Te fuiste a acostar pensando en Karen. Ella te pidió que la hicieras protagonista de una de tus fantasías más ardientes. Para eso te contó su intimidad, desde cuales eran las posiciones que más le gustaría probar al hacerlo hasta la apariencia que tenían sus partes: “Me recorto los vellos para que se vea bonita, un triangulito perfecto”. ¿Eso te contaba, verdad?


Sé que mi rostro debe ser un poema. Efectivamente Karen me contó eso y mucho más. Mas no es lógico que esta mujer lo sepa, se supone que esas conversaciones que tuvimos por whatsapp se quedaron allí y que por nada del mundo saldrían del chat. Entonces ¿cómo supo de esos detalles?


—No sé de qué me estás hablando —quise mantenerme en mi postura.

—Querías que estuviese aquí.


Morías por ver las formas de mis pechos bajo el espectro luminoso de las llamas. No te resistas, Álex, solo estoy cumpliendo la fantasía que expresas desde lo más recóndito de tus carnes. Puede que sea un simple relato, o más bien así lo ve el resto del mundo; sin embargo, tú no lo percibes así. Para ti es una realidad más, una realidad que ulula en tus sentidos alterando tus hormonas. Sé que en este preciso instante te abalanzarías sobre mí como una bestia salvaje, me arrojarías al suelo junto a la chimenea para arrancarme el vestido con las manos y... bueno, tú eres el escritor, quien conoce lo que le depara a mi piel cuando caiga presa de tus manos y labios.


La escucho y me quedo helado. No existe forma de que sepa lo que pienso al escribir, si eso no lo voy comentando con nadie. Entonces reparo en que la cafetería está vacía. Ni siquiera el mesero o el cocinero se hallan a la vista.


Por otro lado, tanto el reloj mural como mi portátil y mi teléfono móvil marcan la misma hora. 22:00 horas, ni un segundo más, ni uno menos. Por las dudas me quedo aguardando el paso del tiempo, pero las manecillas del reloj no se mueven.

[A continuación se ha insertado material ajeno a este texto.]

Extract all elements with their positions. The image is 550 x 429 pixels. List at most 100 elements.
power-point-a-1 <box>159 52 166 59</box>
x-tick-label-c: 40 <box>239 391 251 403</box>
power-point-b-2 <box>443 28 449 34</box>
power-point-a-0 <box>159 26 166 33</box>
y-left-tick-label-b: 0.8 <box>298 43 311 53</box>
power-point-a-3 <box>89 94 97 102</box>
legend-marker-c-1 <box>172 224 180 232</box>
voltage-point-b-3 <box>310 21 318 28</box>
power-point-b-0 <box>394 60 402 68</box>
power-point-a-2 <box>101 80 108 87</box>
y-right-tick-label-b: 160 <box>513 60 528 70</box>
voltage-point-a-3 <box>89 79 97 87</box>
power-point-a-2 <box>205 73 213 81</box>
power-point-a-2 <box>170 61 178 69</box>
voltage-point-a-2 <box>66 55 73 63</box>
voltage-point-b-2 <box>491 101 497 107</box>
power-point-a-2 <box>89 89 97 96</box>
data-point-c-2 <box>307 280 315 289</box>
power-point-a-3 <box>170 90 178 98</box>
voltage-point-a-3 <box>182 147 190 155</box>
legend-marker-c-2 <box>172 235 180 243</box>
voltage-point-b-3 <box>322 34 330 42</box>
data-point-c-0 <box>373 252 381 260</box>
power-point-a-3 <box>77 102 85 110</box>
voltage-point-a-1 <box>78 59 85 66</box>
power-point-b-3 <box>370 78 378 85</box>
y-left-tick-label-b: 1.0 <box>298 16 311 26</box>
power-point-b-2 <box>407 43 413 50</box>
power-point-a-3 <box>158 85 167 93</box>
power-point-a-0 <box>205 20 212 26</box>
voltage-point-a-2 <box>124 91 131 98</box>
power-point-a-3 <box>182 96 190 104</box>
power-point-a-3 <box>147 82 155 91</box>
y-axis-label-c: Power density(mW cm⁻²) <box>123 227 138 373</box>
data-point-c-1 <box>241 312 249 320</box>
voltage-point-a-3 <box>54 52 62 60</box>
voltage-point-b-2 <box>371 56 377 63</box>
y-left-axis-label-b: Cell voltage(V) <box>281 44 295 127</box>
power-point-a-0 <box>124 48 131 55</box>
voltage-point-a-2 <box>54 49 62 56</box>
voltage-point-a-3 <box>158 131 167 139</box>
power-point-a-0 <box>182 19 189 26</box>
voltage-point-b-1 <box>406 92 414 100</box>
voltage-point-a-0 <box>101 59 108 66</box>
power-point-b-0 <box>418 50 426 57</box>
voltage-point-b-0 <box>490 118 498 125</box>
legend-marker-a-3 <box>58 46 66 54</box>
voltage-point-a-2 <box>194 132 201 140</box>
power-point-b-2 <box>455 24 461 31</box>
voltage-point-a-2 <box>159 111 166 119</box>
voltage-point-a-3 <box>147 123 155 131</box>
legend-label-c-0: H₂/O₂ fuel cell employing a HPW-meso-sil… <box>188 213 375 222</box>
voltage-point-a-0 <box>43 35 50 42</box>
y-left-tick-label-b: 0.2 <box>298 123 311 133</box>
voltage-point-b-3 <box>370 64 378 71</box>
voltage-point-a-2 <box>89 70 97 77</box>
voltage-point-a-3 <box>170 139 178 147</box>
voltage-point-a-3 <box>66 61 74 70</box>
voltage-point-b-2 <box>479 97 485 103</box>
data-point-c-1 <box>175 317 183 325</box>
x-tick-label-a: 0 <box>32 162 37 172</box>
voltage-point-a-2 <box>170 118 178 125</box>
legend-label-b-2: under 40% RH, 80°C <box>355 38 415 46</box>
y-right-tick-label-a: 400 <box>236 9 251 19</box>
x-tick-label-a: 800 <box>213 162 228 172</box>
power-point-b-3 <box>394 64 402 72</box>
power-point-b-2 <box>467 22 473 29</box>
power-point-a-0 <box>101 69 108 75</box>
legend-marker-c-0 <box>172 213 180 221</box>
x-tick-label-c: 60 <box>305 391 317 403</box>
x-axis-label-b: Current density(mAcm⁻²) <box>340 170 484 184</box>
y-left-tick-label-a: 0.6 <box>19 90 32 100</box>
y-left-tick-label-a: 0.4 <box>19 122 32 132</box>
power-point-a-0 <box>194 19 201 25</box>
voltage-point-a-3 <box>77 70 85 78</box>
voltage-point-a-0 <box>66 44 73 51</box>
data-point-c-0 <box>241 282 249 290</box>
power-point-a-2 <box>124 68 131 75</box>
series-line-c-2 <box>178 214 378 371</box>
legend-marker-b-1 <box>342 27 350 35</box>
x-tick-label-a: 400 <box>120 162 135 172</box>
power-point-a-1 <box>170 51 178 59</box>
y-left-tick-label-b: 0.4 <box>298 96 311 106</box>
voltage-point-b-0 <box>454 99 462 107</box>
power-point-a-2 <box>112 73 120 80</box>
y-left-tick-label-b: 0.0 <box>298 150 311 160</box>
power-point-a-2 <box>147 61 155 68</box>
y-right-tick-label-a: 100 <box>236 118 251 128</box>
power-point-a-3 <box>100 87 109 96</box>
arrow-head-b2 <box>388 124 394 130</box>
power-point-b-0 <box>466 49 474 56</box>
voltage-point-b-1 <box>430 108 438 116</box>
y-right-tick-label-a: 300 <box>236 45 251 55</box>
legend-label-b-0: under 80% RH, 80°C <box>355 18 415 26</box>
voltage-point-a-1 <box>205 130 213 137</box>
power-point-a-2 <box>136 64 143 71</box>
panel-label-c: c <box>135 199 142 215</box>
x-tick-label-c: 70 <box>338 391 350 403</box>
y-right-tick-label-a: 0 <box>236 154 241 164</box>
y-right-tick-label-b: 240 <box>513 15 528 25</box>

—¿Te preocupa la hora, Álex?

Descolocado con todo esto me incorporo. Ella hace lo mismo.

—¿De qué se trata todo esto? —le pregunto sin titubear.

—No tengo respuesta a eso, tú me creaste, deberías conocer lo poderoso que pueden llegar a ser tus deseos. Solo mira, soy de carne y hueso, ya no más una quimera de tu mente.


Dicho esto lleva mis manos hasta su talle y puedo percibir el calor de su cuerpo traspasar el material del vestido. ¿Qué clase de mal sueño es este?


—Dime —me impuse dando un paso atrás—. ¿De qué viene todo esto?


En esta oportunidad ella se encoge de hombros. En su rostro distingo la misma sorpresa. ¿Será que realmente ninguno de los dos tiene la verdad de lo que ocurre?


—Ya te dije que tú me creaste.

—Esto no tiene sentido.

—¿Por qué razón todo tiene que tener un sentido? —me increpa ella—. ¿Crees que yo decidí aparecer de la nada? no, métetelo bien en la cabeza. Tú me diste la energía, me brindaste de una imagen e incluso de un nombre.

—¿Un nombre...?

—Sí, un nombre.

—¿Qué nombre?

—El que quieras —respondió ella acercándose a la chimenea—. Puedo ser Behida o Celeste, de tu amada saga "El Corazón En La Espada"; Karilén o Zoraida, de "Tierra De Reyes”; o quizás quieres que sea Nissy, la intrépida vampiresa de la novela "El Elegido"; incluso podría tomar el papel de Dessus, esa diosa perfecta que creaste en "Los Tesoros De Los Dioses". Dime ¿cual nombre te ´parece más adecuado para mí?


Doy un respingo. No me dejaré reducir con esto, los nombres de mis personajes preferidos no son un secreto para nadie.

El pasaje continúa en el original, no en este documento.